El paraíso antártico amenazado por el turismo

Dicen por ahí que a la Antártida viajan ya más turistas que personal científico. Este, compuesto por mujeres y hombres con grandes recursos científicos, llega allí cargado de interés por conocer más cosas que lleven a entender nuestra vida y a preservar los tesoros que atesora el austral desierto de hielo. A pesar del encomiable valor de lo que hacen, de la relevancia de sus descubrimientos, no tienen el acompañamiento social que se merecen; deben estar perplejos del asalto que se avecina por aquellas tierras. 
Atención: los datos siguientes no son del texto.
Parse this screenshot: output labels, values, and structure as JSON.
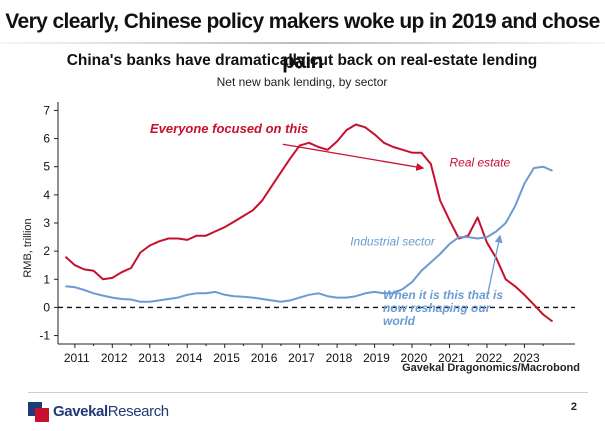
{
  "slide": {
    "title": "Very clearly, Chinese policy makers woke up in 2019 and chose pain",
    "page_number": "2"
  },
  "brand": {
    "logo_bold": "Gavekal",
    "logo_regular": "Research",
    "colors": {
      "navy": "#1f3a78",
      "red": "#c8102e"
    }
  },
  "chart_data": {
    "type": "line",
    "title": "China's banks have dramatically cut back on real-estate lending",
    "subtitle": "Net new bank lending, by sector",
    "ylabel": "RMB, trillion",
    "xlabel": "",
    "source": "Gavekal Dragonomics/Macrobond",
    "ylim": [
      -1.3,
      7.3
    ],
    "xlim": [
      2010.55,
      2024.35
    ],
    "y_ticks": [
      "-1",
      "0",
      "1",
      "2",
      "3",
      "4",
      "5",
      "6",
      "7"
    ],
    "x_ticks": [
      "2011",
      "2012",
      "2013",
      "2014",
      "2015",
      "2016",
      "2017",
      "2018",
      "2019",
      "2020",
      "2021",
      "2022",
      "2023"
    ],
    "zero_line": "dashed",
    "grid": false,
    "series": [
      {
        "name": "Real estate",
        "color": "#c8102e",
        "points": [
          [
            2010.75,
            1.8
          ],
          [
            2011.0,
            1.5
          ],
          [
            2011.25,
            1.35
          ],
          [
            2011.5,
            1.3
          ],
          [
            2011.75,
            1.0
          ],
          [
            2012.0,
            1.05
          ],
          [
            2012.25,
            1.25
          ],
          [
            2012.5,
            1.4
          ],
          [
            2012.75,
            1.95
          ],
          [
            2013.0,
            2.2
          ],
          [
            2013.25,
            2.35
          ],
          [
            2013.5,
            2.45
          ],
          [
            2013.75,
            2.45
          ],
          [
            2014.0,
            2.4
          ],
          [
            2014.25,
            2.55
          ],
          [
            2014.5,
            2.55
          ],
          [
            2014.75,
            2.7
          ],
          [
            2015.0,
            2.85
          ],
          [
            2015.25,
            3.05
          ],
          [
            2015.5,
            3.25
          ],
          [
            2015.75,
            3.45
          ],
          [
            2016.0,
            3.8
          ],
          [
            2016.25,
            4.3
          ],
          [
            2016.5,
            4.8
          ],
          [
            2016.75,
            5.3
          ],
          [
            2017.0,
            5.75
          ],
          [
            2017.25,
            5.85
          ],
          [
            2017.5,
            5.7
          ],
          [
            2017.75,
            5.6
          ],
          [
            2018.0,
            5.9
          ],
          [
            2018.25,
            6.3
          ],
          [
            2018.5,
            6.5
          ],
          [
            2018.75,
            6.4
          ],
          [
            2019.0,
            6.15
          ],
          [
            2019.25,
            5.85
          ],
          [
            2019.5,
            5.7
          ],
          [
            2019.75,
            5.6
          ],
          [
            2020.0,
            5.5
          ],
          [
            2020.25,
            5.5
          ],
          [
            2020.5,
            5.1
          ],
          [
            2020.75,
            3.8
          ],
          [
            2021.0,
            3.1
          ],
          [
            2021.25,
            2.45
          ],
          [
            2021.5,
            2.55
          ],
          [
            2021.75,
            3.2
          ],
          [
            2022.0,
            2.3
          ],
          [
            2022.25,
            1.75
          ],
          [
            2022.5,
            1.0
          ],
          [
            2022.75,
            0.75
          ],
          [
            2023.0,
            0.45
          ],
          [
            2023.25,
            0.1
          ],
          [
            2023.5,
            -0.25
          ],
          [
            2023.75,
            -0.5
          ]
        ]
      },
      {
        "name": "Industrial sector",
        "color": "#6b9bd2",
        "points": [
          [
            2010.75,
            0.75
          ],
          [
            2011.0,
            0.72
          ],
          [
            2011.25,
            0.62
          ],
          [
            2011.5,
            0.5
          ],
          [
            2011.75,
            0.42
          ],
          [
            2012.0,
            0.35
          ],
          [
            2012.25,
            0.3
          ],
          [
            2012.5,
            0.28
          ],
          [
            2012.75,
            0.2
          ],
          [
            2013.0,
            0.2
          ],
          [
            2013.25,
            0.25
          ],
          [
            2013.5,
            0.3
          ],
          [
            2013.75,
            0.35
          ],
          [
            2014.0,
            0.45
          ],
          [
            2014.25,
            0.5
          ],
          [
            2014.5,
            0.5
          ],
          [
            2014.75,
            0.55
          ],
          [
            2015.0,
            0.45
          ],
          [
            2015.25,
            0.4
          ],
          [
            2015.5,
            0.38
          ],
          [
            2015.75,
            0.35
          ],
          [
            2016.0,
            0.3
          ],
          [
            2016.25,
            0.25
          ],
          [
            2016.5,
            0.2
          ],
          [
            2016.75,
            0.25
          ],
          [
            2017.0,
            0.35
          ],
          [
            2017.25,
            0.45
          ],
          [
            2017.5,
            0.5
          ],
          [
            2017.75,
            0.4
          ],
          [
            2018.0,
            0.35
          ],
          [
            2018.25,
            0.35
          ],
          [
            2018.5,
            0.4
          ],
          [
            2018.75,
            0.5
          ],
          [
            2019.0,
            0.55
          ],
          [
            2019.25,
            0.5
          ],
          [
            2019.5,
            0.5
          ],
          [
            2019.75,
            0.65
          ],
          [
            2020.0,
            0.9
          ],
          [
            2020.25,
            1.3
          ],
          [
            2020.5,
            1.6
          ],
          [
            2020.75,
            1.9
          ],
          [
            2021.0,
            2.25
          ],
          [
            2021.25,
            2.5
          ],
          [
            2021.5,
            2.5
          ],
          [
            2021.75,
            2.45
          ],
          [
            2022.0,
            2.5
          ],
          [
            2022.25,
            2.7
          ],
          [
            2022.5,
            3.0
          ],
          [
            2022.75,
            3.6
          ],
          [
            2023.0,
            4.4
          ],
          [
            2023.25,
            4.95
          ],
          [
            2023.5,
            5.0
          ],
          [
            2023.75,
            4.85
          ]
        ]
      }
    ],
    "series_labels": [
      {
        "text": "Real estate",
        "x": 2021.0,
        "y": 5.0,
        "color": "#c8102e"
      },
      {
        "text": "Industrial sector",
        "x": 2018.35,
        "y": 2.2,
        "color": "#6b9bd2"
      }
    ],
    "annotations": [
      {
        "text": "Everyone focused on this",
        "color": "#c8102e",
        "arrow": {
          "from": [
            2016.55,
            5.8
          ],
          "to": [
            2020.3,
            4.95
          ]
        }
      },
      {
        "text_lines": [
          "When it is this that is",
          "now reshaping our",
          "world"
        ],
        "color": "#6b9bd2",
        "arrow": {
          "from": [
            2022.0,
            0.35
          ],
          "to": [
            2022.35,
            2.55
          ]
        }
      }
    ]
  }
}
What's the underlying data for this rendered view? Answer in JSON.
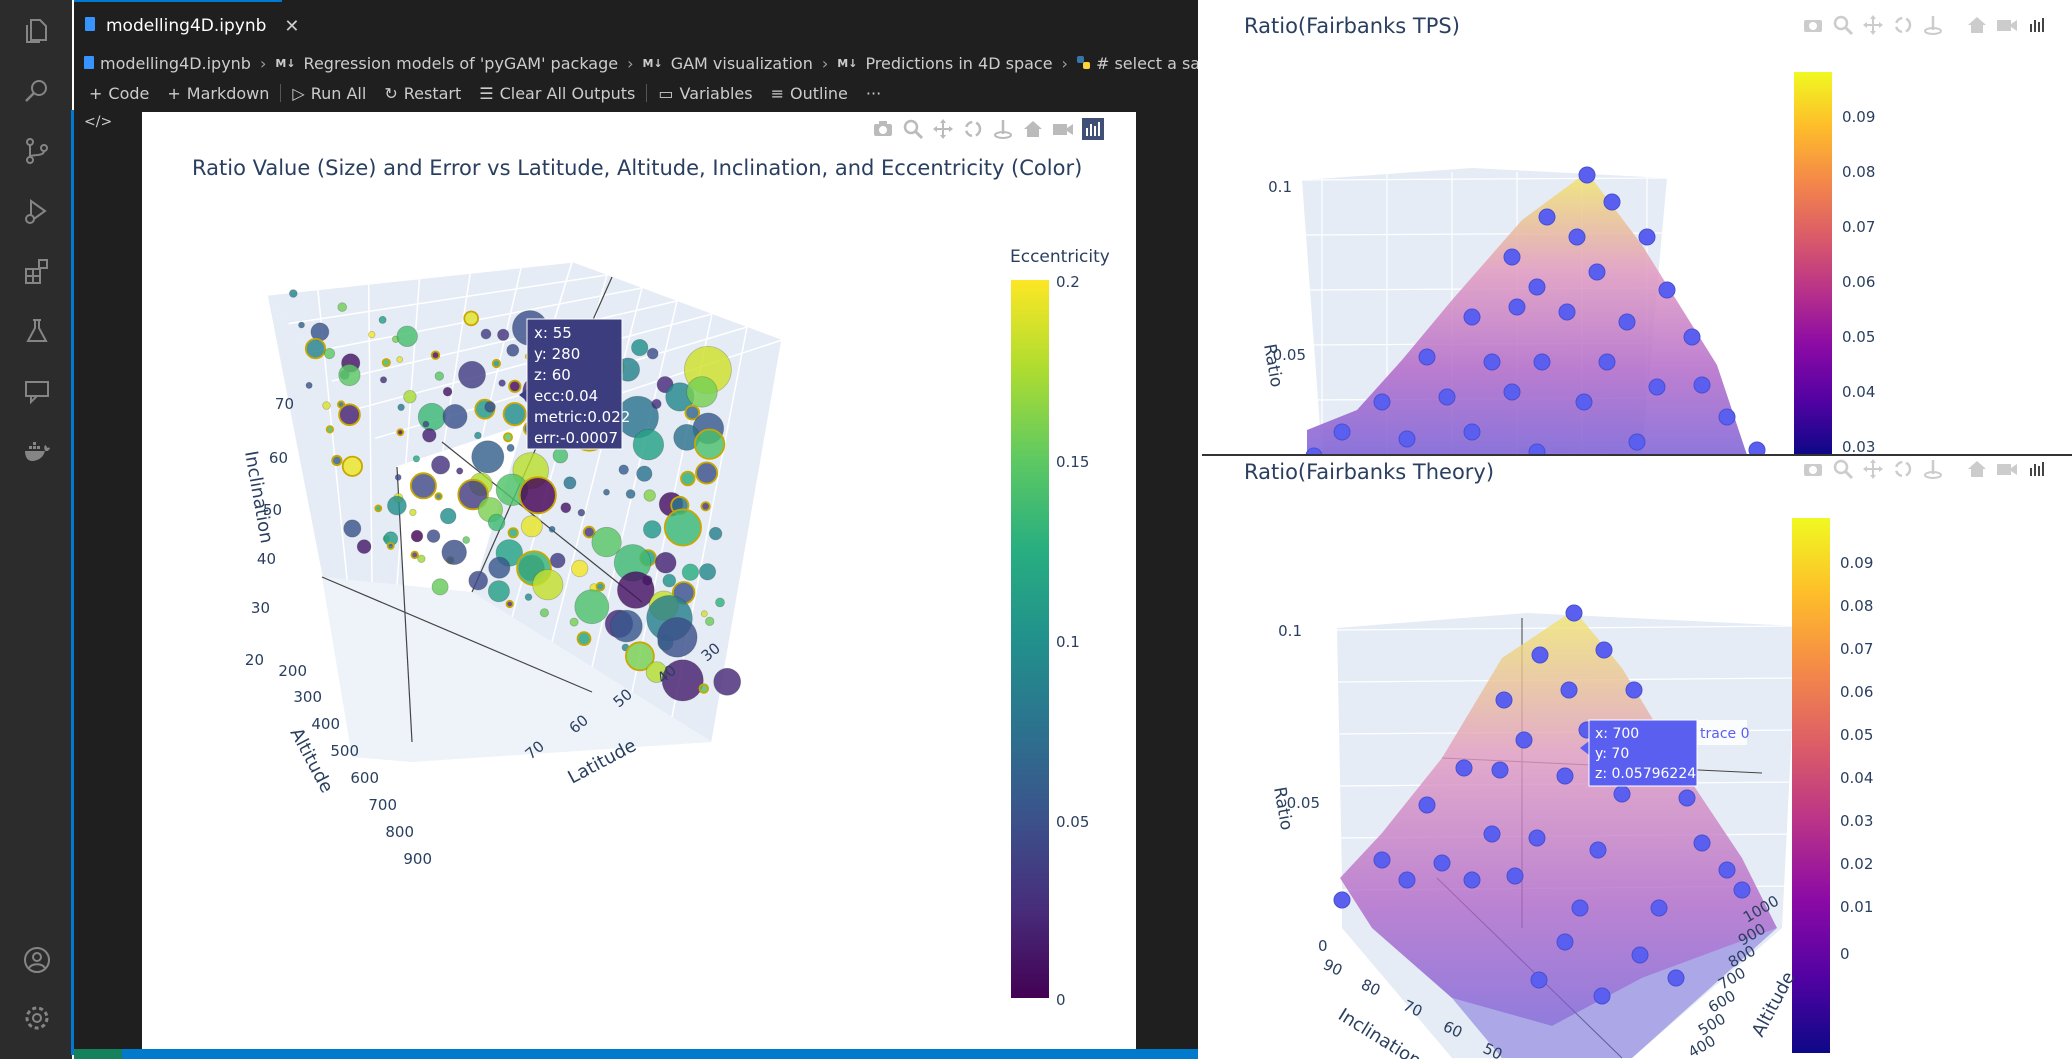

Para la vorágine comercial, turística y depredadora nada importa; bueno sí, el negocio. Cuentan que durante estos días, medio centenar de países, los que tienen algo que decir en el gobierno de la Antártida, están reunidos en Praga para ponerse de acuerdo en qué hacer y cómo, en la manera de preservar y mejorar el Tratado Antártico, para detener la acelerada pérdida de su masa helada. El turismo masivo lo estropea todo; miren cerca de ustedes y lo comprobarán. Pero claro, el santuario antártico es algo más que un espacio, es un cofre para la investigación y nuestro seguro de vida.

Por eso, únase al grito que desde aquí lanzamos: ¡Fuera el turismo de la Antártida!